Psychedelia in Stone: Chinese Temple Architecture
For thousands of years, industrious and ambitious Chinese have left China in search of wealth in other Asian lands. Undoubtedly this Diaspora only accelerated once China fell to the Communists and as its population exceeded all imaginable bounds. Indeed, it could be said that people of Chinese ancestry have been responsible for much of the sudden economic transformation of the so-called Asian tigers: Singapore, Malaysia, Thailand, and so on.
China's influence on the culture of Asia has been no less pronounced. And nowhere is it more evident - barring the continent's many Chinatowns - than in the countless Chinese temples found beyond the Middle Kingdom, especially in the coastal areas where the sea-borne immigrants often settled, the Thai seaboard among them.
To say that these temples "stand out" from their surroundings would be a gross understatement. "Erupt" is a better word, but still insufficient. The surroundings, in contemporary Thailand anyway, are generally greenery, blue sky, and the dull gray of rain-washed concrete. Against this, the temple presents virtually every color of the rainbow in psychedelic combinations, numerous undulating serpents with fiery eyes and heart-stopping fangs, huge and inscrutable Chinese ideograms.
Though Chinese temples may be even more visually spectacular than Thai temples, they serve much the same, comparatively mundane social purpose: as a place for the community to pray, hold festivals and funerals, park cars, fly kites, make donations, read fortunes, find shade. One temple I visited even seemed to have its own police station and police truck. Some had external gazebos, assembly halls, offices, and all had a sort of hive-shaped, decoratively paneled incinerator.
Like many religions in Asia, Chinese religion tends to be a hodge-podge. As Max Muller wrote in 1868, "It is difficult to say to what religion a man belongs, as the same person may profess two or three. The emperor himself, after sacrificing according to the ritual of Confucius, visits a Tao-sse temple [sic], and afterward bows before an image of Fo in a Buddhist chapel."
This hybrid nature of Chinese religion is reflected in the articles to be found in a Chinese temple. An inner shrine may contain a few figures of ancient Chinese men (ancestor worship), a garuda figurine (Hinduism), a yin-yang (dualism), and an amulet containing a miniature monk statue (Buddhism). It may also contain a host of other objects whose religious significance is unclear or nil (joss sticks, garlanded elephant statues, tiger paintings, peacock feathers, potted plants.) The result often resembles a stall at a flea market, or a garish and dusty curio store in some Chinatown. (To be fair, I have always bristled at seeing the Stars and Stripes in a Christian church, as if Jesus were a great American patriot.)

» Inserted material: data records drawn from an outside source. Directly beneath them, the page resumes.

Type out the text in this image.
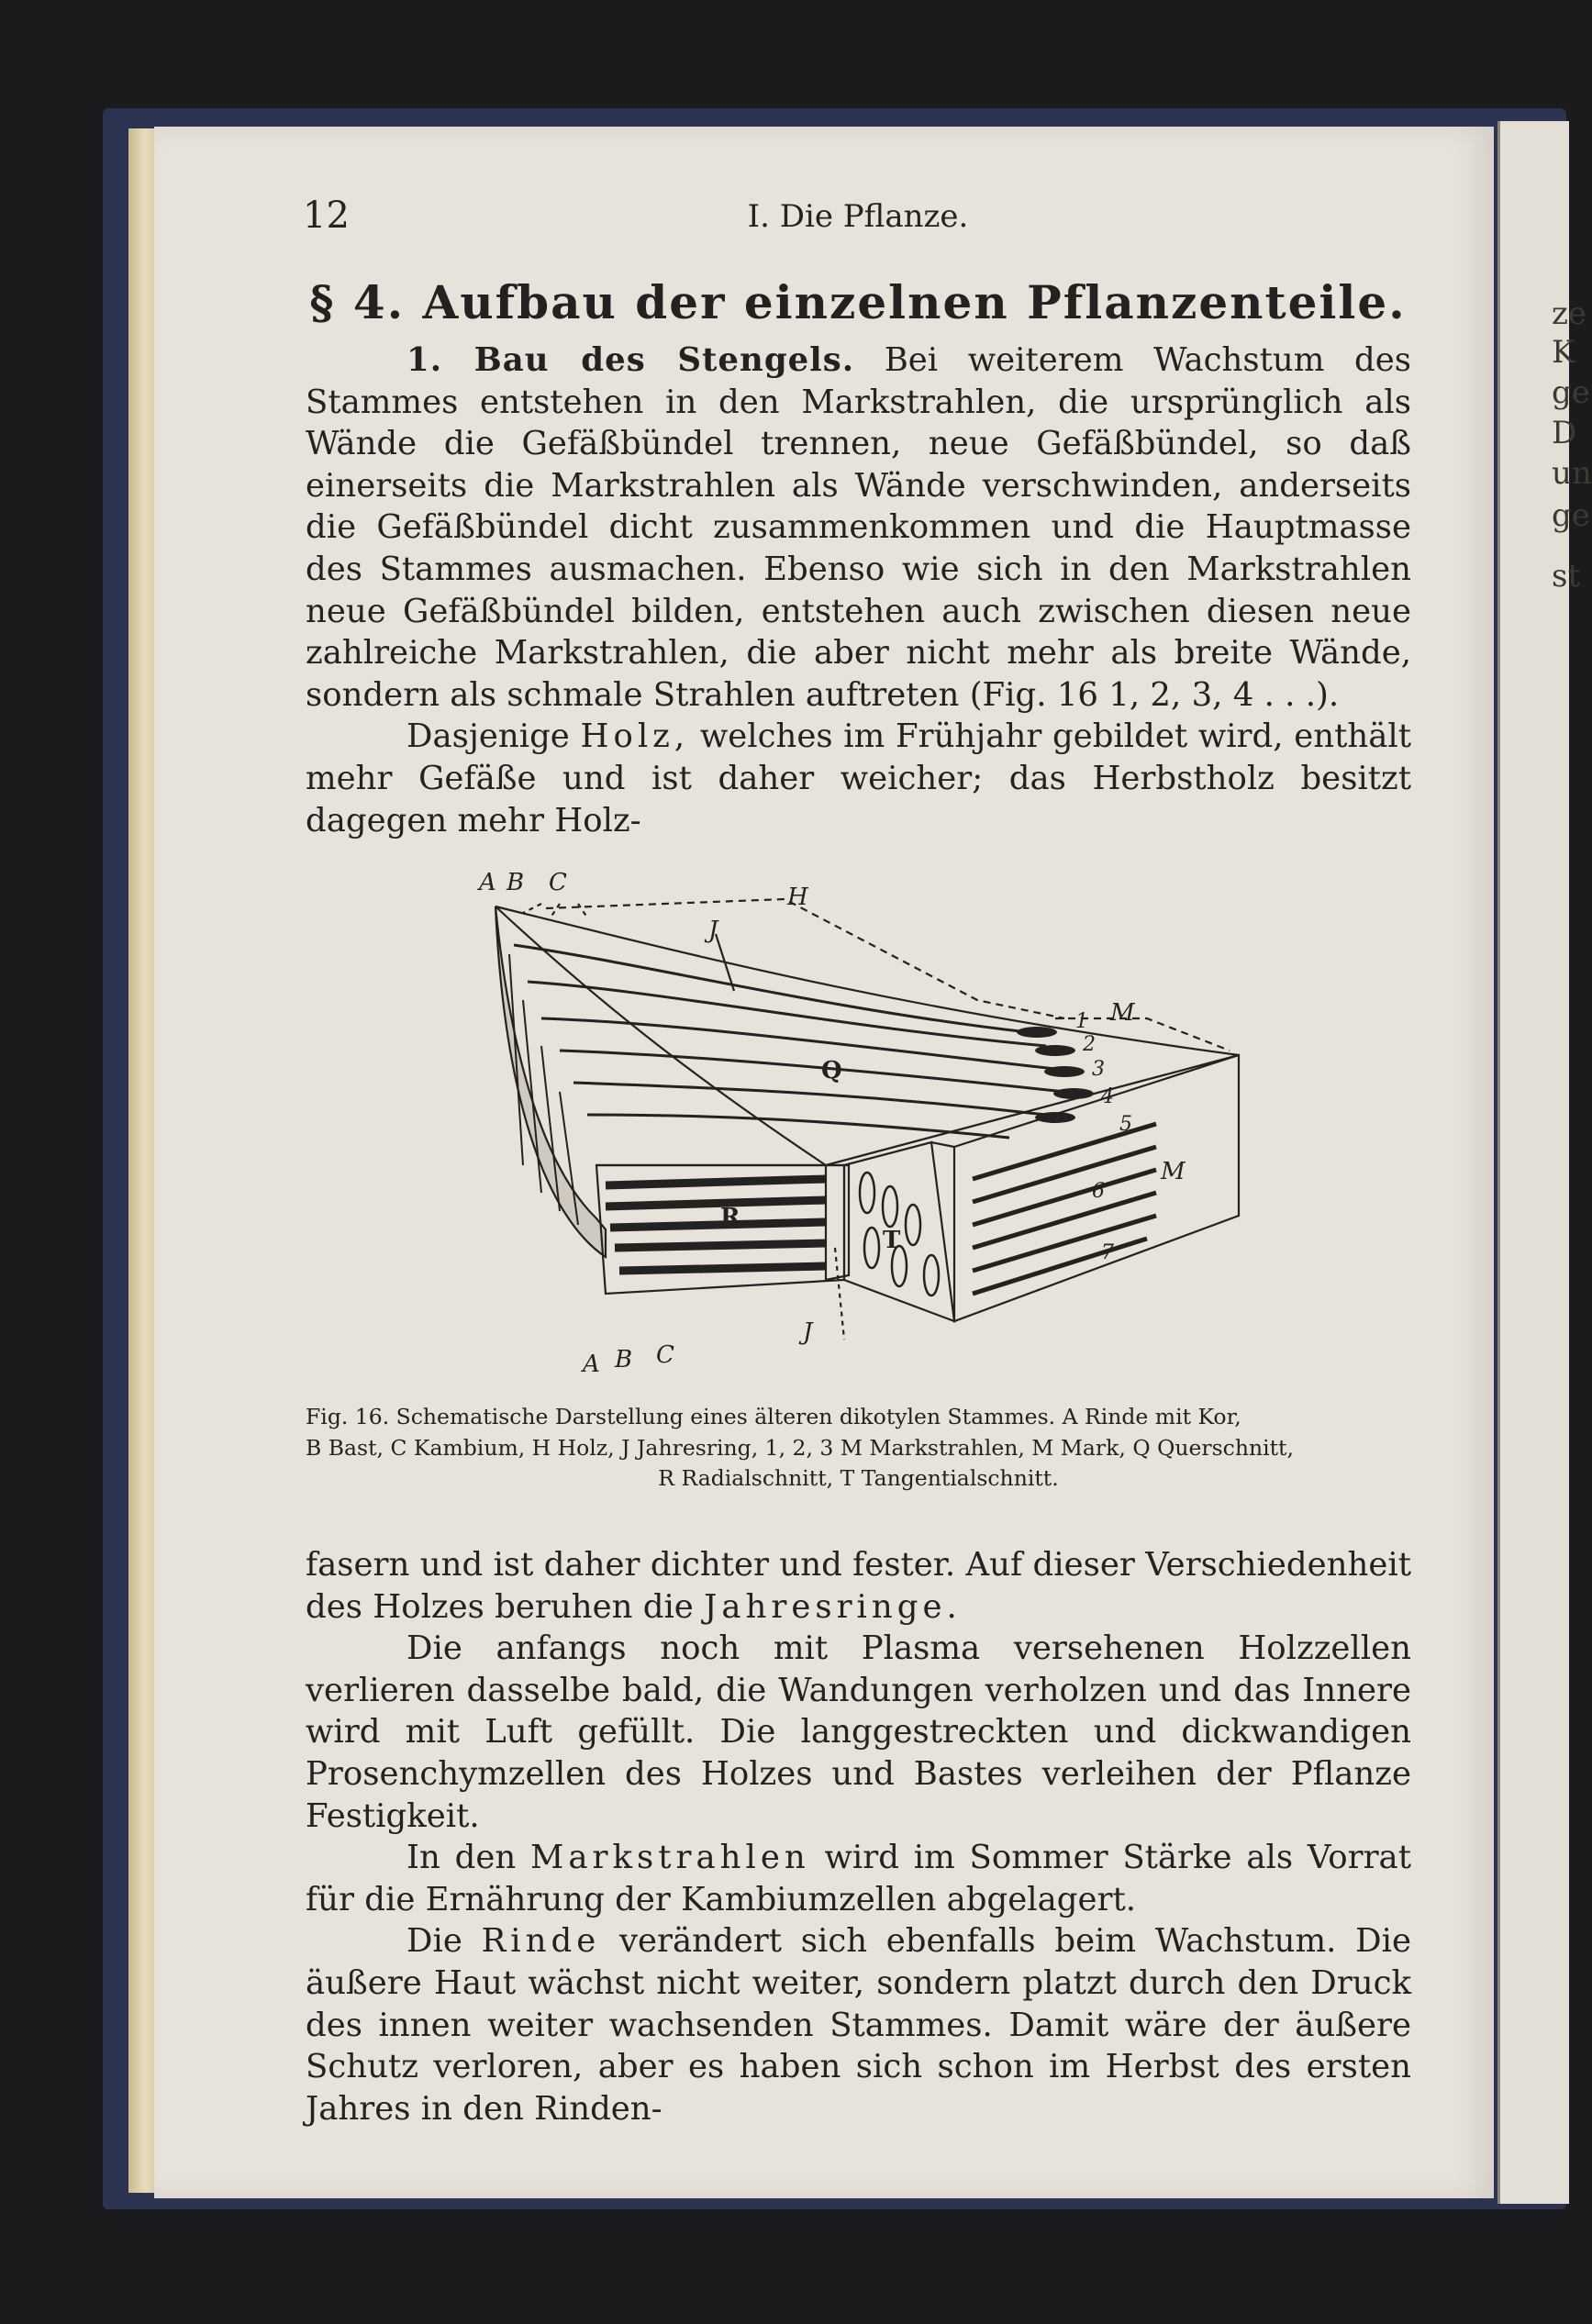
ze
K
ge
D
un
ge
st
12	I. Die Pflanze.
§ 4. Aufbau der einzelnen Pflanzenteile.

1. Bau des Stengels. Bei weiterem Wachstum des Stammes entstehen in den Markstrahlen, die ursprünglich als Wände die Gefäßbündel trennen, neue Gefäßbündel, so daß einerseits die Markstrahlen als Wände verschwinden, anderseits die Gefäßbündel dicht zusammenkommen und die Hauptmasse des Stammes ausmachen. Ebenso wie sich in den Markstrahlen neue Gefäßbündel bilden, entstehen auch zwischen diesen neue zahlreiche Markstrahlen, die aber nicht mehr als breite Wände, sondern als schmale Strahlen auftreten (Fig. 16 1, 2, 3, 4 . . .).

Dasjenige Holz, welches im Frühjahr gebildet wird, enthält mehr Gefäße und ist daher weicher; das Herbstholz besitzt dagegen mehr Holz-

A B C
H
J
M
Q
R
T
M
J
A B C
1
2
3
4
5
6
7

Fig. 16. Schematische Darstellung eines älteren dikotylen Stammes. A Rinde mit Kor,

B Bast, C Kambium, H Holz, J Jahresring, 1, 2, 3 M Markstrahlen, M Mark, Q Querschnitt,

R Radialschnitt, T Tangentialschnitt.

fasern und ist daher dichter und fester. Auf dieser Verschiedenheit des Holzes beruhen die Jahresringe.

Die anfangs noch mit Plasma versehenen Holzzellen verlieren dasselbe bald, die Wandungen verholzen und das Innere wird mit Luft gefüllt. Die langgestreckten und dickwandigen Prosenchymzellen des Holzes und Bastes verleihen der Pflanze Festigkeit.

In den Markstrahlen wird im Sommer Stärke als Vorrat für die Ernährung der Kambiumzellen abgelagert.

Die Rinde verändert sich ebenfalls beim Wachstum. Die äußere Haut wächst nicht weiter, sondern platzt durch den Druck des innen weiter wachsenden Stammes. Damit wäre der äußere Schutz verloren, aber es haben sich schon im Herbst des ersten Jahres in den Rinden-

One remarkable aspect of Chinese temples is how much of their architectural design consists, simply, of text - predominantly Chinese, but also that of the local language(s). There is writing above, beside, and on doors; on walls; on cloth tapestries and bulbs hanging from the ceiling; on supporting columns. It is almost as if a hymnal had been set in stone.

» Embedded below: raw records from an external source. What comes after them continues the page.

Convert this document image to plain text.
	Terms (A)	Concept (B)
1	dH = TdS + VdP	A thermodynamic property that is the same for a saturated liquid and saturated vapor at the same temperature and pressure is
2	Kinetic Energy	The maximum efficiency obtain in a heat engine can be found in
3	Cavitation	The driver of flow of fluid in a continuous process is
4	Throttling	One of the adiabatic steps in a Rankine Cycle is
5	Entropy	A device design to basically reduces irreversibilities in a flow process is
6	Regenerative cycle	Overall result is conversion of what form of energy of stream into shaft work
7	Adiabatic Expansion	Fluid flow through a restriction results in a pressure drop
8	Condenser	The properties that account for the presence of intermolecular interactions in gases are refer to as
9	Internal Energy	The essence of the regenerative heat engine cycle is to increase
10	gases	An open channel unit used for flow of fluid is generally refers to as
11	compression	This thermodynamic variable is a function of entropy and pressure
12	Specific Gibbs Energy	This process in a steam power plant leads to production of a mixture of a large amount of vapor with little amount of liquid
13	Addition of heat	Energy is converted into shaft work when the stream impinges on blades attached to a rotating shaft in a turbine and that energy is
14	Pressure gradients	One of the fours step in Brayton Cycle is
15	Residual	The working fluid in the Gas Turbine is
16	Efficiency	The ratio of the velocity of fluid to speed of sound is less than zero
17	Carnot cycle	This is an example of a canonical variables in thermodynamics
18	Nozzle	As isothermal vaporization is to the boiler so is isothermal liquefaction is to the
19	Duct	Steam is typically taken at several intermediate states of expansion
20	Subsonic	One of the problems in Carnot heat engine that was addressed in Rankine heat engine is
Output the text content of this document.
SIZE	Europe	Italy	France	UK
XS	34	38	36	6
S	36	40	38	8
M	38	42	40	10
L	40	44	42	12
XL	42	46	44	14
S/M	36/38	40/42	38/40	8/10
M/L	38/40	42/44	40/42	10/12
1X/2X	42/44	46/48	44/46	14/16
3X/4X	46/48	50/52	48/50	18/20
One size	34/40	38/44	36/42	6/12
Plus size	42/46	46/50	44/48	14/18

Text also serves to caption the many illustrated panels on the temples' outer walls. The panels depict different kinds of fruit, animals, and figures apparently drawn from Chinese history and mythology. Here two seated men play Chinese chess while being served tea; there a peculiar pig-headed man holds a farming implement; and over there an old sage, bearing a crooked walking stick, totters down some country road.
Serpents are everywhere. Typically, two serpents face each other on top of the main temple building. Wrapped around the supporting columns before the main entrance are two more. Other columns have lotus filials, with a projecting serpent-head caryatid. Still more serpents project from the temple's inner walls, in one case above a pool illuminated by natural light. In many cases, red light bulbs act as the serpent's sinister eyes.
Colors. Red dominates of course, and gold, but not because these are the flag colors of the People's Republic of China. It is one of those ironies of history that, in China, red traditionally represents good luck or prosperity, but the color was used by the European Communists to symbolize - what? The blood of the proletariat, I suppose, when for the Chinese it had always stood, indirectly, for wealth. This meaning is likely to be the one the temple intends.
Sounds. Like Thai temple compounds, those of Chinese derivation are walled- or gated-in, and the temple itself is set a ways back from the road. Thus, it tends to be fairly quiet. As I was abut to step inside, a flock of small birds darted over my head and into the temple. I could hear them chirping furiously up in the eaves and then realized that they were using for a nest a pair of wicker bulbs dangling from the temple ceiling. Whether this was the bulbs' intended use I can't say, but I was happy to learn that the Chinese, like the Thais, permit animals in their places of worship.
The temple caretakers notice me nosing about, snapping photos, jotting down notes, feeling a bit alien, when a boy runs up to me. He offers me a banana, and when a woman discovers that I speak Thai, she offers tea. With these simple, somewhat disarming acts of generosity they remind me why, though I have tried to leave Asia many times, I never succeed for very long, splendorous Chinese architecture aside.